EU must act quickly to improve domestic appliance efficiency

Researchers based in the UK, Portugal and the Netherlands are urging the EU to commit to and fast track a framework directive on energy efficiency for household appliances. The researchers believe such legislation would save 6.5 million tonnes of CO2 emissions by 2020.


“There has been a little bit of talk about a directive recently, but there does tend to be an underestimation of what action on household emissions is possible,” Tina Fawcett, of Oxford University’s Environmental Change Institute (EIC) and one of the authors of the study, told edie.

EIC – working with Ecofys in the Netherlands and ISR in Portugal – has published Lower Carbon Futures for European Households in order to spell out the carbon savings that would result from increased efficiency for lights, appliances and water heating.

The researchers conclude that if the EU moves quickly to set improved energy efficiency standards for appliances and to encourage fuel switching (from electricity and liquid petroleum gas to natural gas) the impacts on Europe’s overall CO2 emissions would be important. “As there is likely to be a 14% gap between the growth in emissions and the EU Kyoto commitment, these savings would make an important contribution,” says the report.

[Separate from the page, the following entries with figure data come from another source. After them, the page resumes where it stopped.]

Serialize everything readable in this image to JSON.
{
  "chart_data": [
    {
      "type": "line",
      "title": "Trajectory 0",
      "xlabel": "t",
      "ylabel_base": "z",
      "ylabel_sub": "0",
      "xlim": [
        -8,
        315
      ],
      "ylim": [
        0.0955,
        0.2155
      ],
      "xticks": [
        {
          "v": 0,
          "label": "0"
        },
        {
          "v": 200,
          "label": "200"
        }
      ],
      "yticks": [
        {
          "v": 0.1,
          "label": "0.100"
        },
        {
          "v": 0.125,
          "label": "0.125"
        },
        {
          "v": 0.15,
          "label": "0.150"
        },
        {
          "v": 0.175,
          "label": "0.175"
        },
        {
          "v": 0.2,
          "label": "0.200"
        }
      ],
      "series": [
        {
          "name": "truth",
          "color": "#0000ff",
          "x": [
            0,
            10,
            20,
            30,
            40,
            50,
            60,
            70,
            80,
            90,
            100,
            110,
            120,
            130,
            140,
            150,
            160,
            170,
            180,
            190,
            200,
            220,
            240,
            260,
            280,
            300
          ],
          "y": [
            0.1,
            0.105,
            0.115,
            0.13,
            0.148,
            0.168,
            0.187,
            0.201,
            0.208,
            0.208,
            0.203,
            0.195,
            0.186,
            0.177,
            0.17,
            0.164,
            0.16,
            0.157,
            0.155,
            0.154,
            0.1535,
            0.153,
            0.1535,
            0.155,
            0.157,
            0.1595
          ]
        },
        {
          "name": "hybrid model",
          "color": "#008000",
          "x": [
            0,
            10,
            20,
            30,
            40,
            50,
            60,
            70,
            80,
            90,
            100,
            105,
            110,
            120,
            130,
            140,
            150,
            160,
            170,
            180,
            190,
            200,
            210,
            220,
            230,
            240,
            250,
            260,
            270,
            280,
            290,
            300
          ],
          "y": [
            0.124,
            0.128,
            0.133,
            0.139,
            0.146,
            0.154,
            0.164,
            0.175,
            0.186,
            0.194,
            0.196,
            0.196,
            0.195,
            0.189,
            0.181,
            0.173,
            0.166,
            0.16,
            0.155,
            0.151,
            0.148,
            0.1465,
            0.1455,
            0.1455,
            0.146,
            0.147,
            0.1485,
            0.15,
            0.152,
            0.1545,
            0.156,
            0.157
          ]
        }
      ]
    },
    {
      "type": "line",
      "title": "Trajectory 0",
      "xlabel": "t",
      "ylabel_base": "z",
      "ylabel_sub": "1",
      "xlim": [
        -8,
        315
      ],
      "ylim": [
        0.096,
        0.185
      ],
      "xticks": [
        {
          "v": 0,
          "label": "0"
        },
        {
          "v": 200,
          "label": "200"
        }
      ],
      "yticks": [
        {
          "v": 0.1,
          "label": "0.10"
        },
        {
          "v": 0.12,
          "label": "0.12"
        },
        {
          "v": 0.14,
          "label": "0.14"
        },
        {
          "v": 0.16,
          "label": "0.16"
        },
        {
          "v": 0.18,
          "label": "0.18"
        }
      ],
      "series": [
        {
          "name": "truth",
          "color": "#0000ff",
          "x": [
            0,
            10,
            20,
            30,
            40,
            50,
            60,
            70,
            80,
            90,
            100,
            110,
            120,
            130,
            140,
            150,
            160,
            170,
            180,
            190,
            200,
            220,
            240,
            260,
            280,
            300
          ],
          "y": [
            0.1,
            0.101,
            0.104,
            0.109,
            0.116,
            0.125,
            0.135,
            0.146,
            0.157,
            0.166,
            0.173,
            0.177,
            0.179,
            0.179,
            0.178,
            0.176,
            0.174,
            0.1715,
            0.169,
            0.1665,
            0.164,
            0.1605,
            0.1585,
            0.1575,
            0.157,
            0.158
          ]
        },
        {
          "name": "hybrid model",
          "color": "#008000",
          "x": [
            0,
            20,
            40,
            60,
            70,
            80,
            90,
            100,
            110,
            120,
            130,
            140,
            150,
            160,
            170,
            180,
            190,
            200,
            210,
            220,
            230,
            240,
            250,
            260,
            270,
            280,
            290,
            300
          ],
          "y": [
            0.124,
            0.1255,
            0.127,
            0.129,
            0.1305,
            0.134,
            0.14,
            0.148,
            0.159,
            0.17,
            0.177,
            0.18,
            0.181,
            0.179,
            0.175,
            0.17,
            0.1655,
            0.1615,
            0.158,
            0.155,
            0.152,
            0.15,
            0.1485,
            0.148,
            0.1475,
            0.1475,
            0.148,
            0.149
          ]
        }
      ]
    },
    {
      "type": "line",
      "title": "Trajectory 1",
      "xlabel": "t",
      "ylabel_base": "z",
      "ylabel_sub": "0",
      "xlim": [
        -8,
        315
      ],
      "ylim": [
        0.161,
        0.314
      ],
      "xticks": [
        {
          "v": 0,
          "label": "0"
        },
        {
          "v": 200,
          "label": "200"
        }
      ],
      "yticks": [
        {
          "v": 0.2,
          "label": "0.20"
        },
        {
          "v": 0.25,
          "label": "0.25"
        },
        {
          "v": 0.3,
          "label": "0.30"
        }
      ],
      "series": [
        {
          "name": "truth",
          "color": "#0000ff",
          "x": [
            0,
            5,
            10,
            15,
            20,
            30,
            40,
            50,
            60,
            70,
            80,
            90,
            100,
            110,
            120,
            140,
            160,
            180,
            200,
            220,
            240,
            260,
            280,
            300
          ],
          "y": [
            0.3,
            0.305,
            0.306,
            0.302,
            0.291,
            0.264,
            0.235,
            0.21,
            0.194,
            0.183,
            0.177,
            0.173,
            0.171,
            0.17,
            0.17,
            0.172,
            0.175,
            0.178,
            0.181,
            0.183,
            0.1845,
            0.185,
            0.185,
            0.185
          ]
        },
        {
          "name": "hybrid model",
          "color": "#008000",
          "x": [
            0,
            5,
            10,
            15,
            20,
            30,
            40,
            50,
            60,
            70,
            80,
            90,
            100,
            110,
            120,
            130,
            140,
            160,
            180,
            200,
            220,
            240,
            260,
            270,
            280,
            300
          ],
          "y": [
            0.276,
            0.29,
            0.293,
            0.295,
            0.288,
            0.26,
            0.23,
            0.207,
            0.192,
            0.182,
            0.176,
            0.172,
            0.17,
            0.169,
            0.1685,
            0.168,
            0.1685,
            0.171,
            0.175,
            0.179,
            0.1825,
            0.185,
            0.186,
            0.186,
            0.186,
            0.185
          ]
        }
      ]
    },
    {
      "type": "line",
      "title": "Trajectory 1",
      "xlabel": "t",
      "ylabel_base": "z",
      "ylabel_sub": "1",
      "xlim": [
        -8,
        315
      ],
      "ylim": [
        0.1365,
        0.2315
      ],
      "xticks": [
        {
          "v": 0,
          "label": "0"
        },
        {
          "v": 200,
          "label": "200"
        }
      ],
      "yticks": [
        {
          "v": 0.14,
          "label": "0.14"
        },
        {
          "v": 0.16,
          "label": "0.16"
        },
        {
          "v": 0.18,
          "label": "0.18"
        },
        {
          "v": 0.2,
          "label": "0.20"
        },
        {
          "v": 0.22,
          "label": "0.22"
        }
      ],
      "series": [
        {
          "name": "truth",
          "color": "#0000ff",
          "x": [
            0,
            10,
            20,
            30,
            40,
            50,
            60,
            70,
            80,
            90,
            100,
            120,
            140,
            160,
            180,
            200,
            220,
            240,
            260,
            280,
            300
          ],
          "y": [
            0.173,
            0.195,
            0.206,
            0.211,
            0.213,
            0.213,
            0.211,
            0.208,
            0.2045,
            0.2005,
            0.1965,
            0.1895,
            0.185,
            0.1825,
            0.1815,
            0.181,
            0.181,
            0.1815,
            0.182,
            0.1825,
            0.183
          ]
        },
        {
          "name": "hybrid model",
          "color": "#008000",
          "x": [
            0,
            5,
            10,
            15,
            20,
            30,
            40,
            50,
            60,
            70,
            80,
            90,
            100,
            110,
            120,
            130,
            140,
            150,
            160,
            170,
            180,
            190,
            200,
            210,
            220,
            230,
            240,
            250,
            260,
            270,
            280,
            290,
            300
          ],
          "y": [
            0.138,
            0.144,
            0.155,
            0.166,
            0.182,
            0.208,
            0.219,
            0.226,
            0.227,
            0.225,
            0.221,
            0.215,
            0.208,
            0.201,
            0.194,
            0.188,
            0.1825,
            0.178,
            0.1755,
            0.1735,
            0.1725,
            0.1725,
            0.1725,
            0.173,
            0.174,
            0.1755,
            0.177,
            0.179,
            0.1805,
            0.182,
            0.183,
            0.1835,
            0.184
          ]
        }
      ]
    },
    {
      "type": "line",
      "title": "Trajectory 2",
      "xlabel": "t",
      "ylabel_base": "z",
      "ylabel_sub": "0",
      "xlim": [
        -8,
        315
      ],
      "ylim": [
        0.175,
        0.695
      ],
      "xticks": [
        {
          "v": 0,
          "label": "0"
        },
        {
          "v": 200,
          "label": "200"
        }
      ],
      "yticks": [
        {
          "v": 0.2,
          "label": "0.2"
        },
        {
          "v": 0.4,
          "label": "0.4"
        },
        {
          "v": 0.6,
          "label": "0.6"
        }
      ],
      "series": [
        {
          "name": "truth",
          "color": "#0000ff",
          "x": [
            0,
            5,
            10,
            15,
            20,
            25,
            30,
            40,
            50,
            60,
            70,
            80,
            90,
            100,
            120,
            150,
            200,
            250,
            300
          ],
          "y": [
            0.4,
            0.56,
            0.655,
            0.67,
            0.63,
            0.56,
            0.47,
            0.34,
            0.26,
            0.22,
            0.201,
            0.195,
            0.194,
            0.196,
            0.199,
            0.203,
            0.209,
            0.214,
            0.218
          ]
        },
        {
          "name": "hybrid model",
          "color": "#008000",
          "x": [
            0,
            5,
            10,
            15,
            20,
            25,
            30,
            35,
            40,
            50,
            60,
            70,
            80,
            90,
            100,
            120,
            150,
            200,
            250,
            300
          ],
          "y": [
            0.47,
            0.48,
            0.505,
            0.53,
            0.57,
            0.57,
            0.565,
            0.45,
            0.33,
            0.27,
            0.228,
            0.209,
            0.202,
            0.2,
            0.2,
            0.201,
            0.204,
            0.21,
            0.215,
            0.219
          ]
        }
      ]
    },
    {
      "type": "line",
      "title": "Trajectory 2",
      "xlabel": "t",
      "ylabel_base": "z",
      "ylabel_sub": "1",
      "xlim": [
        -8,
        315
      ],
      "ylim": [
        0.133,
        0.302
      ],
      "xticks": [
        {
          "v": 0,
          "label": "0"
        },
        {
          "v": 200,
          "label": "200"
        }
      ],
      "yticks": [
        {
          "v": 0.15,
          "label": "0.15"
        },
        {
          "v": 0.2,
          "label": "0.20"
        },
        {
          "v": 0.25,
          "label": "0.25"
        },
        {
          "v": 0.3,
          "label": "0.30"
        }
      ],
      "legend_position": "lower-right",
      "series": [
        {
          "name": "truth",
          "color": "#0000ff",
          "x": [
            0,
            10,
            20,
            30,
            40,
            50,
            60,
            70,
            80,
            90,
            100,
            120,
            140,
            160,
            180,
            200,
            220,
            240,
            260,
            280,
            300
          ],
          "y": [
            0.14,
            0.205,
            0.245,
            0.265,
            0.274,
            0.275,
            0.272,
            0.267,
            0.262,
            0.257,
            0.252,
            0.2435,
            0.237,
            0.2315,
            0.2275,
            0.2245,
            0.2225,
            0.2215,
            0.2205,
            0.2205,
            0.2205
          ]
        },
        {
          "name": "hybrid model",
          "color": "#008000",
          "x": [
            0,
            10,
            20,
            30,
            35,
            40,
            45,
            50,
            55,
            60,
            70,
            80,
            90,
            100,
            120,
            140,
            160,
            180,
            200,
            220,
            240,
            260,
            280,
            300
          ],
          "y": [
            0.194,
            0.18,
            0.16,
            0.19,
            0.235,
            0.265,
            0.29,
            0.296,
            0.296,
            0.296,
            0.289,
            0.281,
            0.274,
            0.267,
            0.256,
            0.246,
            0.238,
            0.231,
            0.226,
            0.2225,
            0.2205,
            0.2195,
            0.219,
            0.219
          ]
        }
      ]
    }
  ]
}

Delays in setting EU-wide policy will only make meeting Kyoto targets more difficult, says the report, using UK figures as an example: “In 1997, calculations for electrical lights and appliances in the UK established a potential of 2.7 million tonnes of CO2 by 2010 given immediate action. Two years have passed in which firm EU action has not been taken and the savings available from this sector are now only two million tonnes of CO2 by 2010.”

Fawcett argues that minimum standards for energy efficiency in appliances is a simple policy option that is guaranteed to have a positive impact on emissions without increasing the cost of appliances. The technology is available, she says, and as long as industry is given enough notice it can incorporate improved efficiency targets into production without raising the price of products.